Question

Discrete uniform distribution question. Photo of the question is attached. My working will be in the comments, please provide assistance.

Answer 1

I wanted to use this formula, but then i dot no account for the sample of 36.
\[P(2.1 \le X \le2.5) = \int\limits_{2.1}^{2.5} \frac{ 1 }{ 3 } dx\]

Answer 2

anything @samjordon

Answer 3

Lol this seems familiar to me ... just tryna jog my memory

Answer 4

Give me a couple of minutes

Answer 5

@perl you familiar with this?

Answer 6

you can use the distribution of sample means

Answer 7

It is true that
$$
\Large \overline X \sim N(\mu, \frac{\sigma}{\sqrt n})

$$

Answer 8

$$
\Large P( 2.1 \leq \overline X \leq 2.5 ) = P( \frac{2.1 - 2 }{\frac{\sqrt{2/3}}{6}} \leq Z \leq \frac{2.5 - 2 }{\frac{\sqrt{2/3}}{6}}) \\
=\Large .2310969
$$

I account for discrepancies in answers, due to rounding error.

Answer 9

so the first thing you have to do is find the mean.
thats pretty easy , it is 1*1/3 + 2*1/3 + 3*1/3.
now you have to find the standard deviation,

Answer 10

how did you get the standard deviation?

Answer 11

Mean and variance can be computed as follows:
\[\text{mean}=\mu=\sum_{i=1}^3x_if(x_i)\\
\text{variance}=\sigma^2=\sum_{i=1}^3{x_i}^2f(x_i)-\underbrace{\left(\sum_{i=1}^3x_if(x_i)\right)^2}_{\mu^2}\]
and standard deviation is the square root of the variance, i.e. \(\sigma\).
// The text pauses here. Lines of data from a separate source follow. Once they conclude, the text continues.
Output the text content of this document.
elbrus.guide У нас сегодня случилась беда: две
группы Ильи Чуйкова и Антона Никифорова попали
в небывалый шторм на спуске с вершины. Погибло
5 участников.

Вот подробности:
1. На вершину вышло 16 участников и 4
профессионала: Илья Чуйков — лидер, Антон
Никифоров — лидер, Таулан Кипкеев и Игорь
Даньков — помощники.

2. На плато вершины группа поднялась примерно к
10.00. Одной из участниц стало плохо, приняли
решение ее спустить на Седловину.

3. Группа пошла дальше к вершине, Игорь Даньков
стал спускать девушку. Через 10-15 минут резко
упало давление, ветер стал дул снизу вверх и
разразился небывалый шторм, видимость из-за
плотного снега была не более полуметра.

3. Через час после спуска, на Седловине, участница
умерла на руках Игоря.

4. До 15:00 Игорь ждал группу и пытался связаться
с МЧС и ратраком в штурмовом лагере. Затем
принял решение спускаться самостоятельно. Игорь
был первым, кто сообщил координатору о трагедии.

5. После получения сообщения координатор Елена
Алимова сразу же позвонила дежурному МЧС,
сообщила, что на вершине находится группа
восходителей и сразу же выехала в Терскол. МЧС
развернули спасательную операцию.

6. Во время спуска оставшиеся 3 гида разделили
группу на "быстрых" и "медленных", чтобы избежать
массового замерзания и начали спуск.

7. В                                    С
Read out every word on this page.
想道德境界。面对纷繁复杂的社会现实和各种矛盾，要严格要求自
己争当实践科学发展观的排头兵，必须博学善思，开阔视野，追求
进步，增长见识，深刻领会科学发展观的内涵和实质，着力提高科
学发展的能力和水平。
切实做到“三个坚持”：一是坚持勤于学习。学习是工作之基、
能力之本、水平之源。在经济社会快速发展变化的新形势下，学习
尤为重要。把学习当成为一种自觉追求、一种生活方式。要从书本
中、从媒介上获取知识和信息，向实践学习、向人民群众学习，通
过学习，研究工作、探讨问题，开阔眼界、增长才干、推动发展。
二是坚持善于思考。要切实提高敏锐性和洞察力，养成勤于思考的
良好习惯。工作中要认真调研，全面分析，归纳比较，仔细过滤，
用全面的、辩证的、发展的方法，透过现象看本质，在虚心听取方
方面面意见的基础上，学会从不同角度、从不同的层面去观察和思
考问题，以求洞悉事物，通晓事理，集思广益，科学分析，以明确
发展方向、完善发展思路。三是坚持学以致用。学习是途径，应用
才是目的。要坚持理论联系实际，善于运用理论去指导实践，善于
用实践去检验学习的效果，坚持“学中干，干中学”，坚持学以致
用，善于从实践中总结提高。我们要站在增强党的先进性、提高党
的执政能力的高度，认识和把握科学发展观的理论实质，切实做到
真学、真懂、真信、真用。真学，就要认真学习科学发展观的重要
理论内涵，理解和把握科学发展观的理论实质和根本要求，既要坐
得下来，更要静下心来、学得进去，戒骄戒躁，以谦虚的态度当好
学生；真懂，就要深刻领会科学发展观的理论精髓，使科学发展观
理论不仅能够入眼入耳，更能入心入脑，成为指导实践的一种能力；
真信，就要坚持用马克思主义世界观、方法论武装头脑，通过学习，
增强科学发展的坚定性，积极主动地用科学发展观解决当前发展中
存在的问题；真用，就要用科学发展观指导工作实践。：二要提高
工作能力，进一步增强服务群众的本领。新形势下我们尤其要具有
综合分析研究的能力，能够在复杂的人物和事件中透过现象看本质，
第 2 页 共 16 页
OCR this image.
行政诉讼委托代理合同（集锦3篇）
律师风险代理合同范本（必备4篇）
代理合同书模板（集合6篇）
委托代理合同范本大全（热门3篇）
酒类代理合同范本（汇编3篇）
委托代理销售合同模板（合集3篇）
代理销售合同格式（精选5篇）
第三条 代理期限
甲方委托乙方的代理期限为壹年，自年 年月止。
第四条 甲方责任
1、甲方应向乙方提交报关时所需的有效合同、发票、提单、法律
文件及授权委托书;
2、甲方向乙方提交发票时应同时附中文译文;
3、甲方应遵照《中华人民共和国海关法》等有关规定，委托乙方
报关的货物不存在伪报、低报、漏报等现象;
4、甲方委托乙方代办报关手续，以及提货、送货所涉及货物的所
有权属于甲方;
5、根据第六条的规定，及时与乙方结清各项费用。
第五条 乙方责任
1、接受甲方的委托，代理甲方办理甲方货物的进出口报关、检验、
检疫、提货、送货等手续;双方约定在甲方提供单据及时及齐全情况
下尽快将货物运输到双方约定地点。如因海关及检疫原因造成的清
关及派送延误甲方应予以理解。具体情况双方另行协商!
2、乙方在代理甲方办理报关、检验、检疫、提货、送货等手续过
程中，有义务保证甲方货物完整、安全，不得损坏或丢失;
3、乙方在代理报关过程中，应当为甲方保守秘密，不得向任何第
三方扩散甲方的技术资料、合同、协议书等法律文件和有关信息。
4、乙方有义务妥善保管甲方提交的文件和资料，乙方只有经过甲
As @perl calculated above, the mean is
\[\mu=\sum_{i=1}^3x_if(x_i)=\frac{1}{3}+\frac{2}{3}+\frac{3}{3}\]
and the variance can be computed as
\[\sigma^2=\sum_{i=1}^3{x_i}^2f(x_i)-\left(\sum_{i=1}^3x_if(x_i)\right)^2=\frac{1}{3}+\frac{4}{3}+\frac{9}{3}-\mu^2~~\implies~~\sigma=\cdots\]

Answer 12

Thanks all.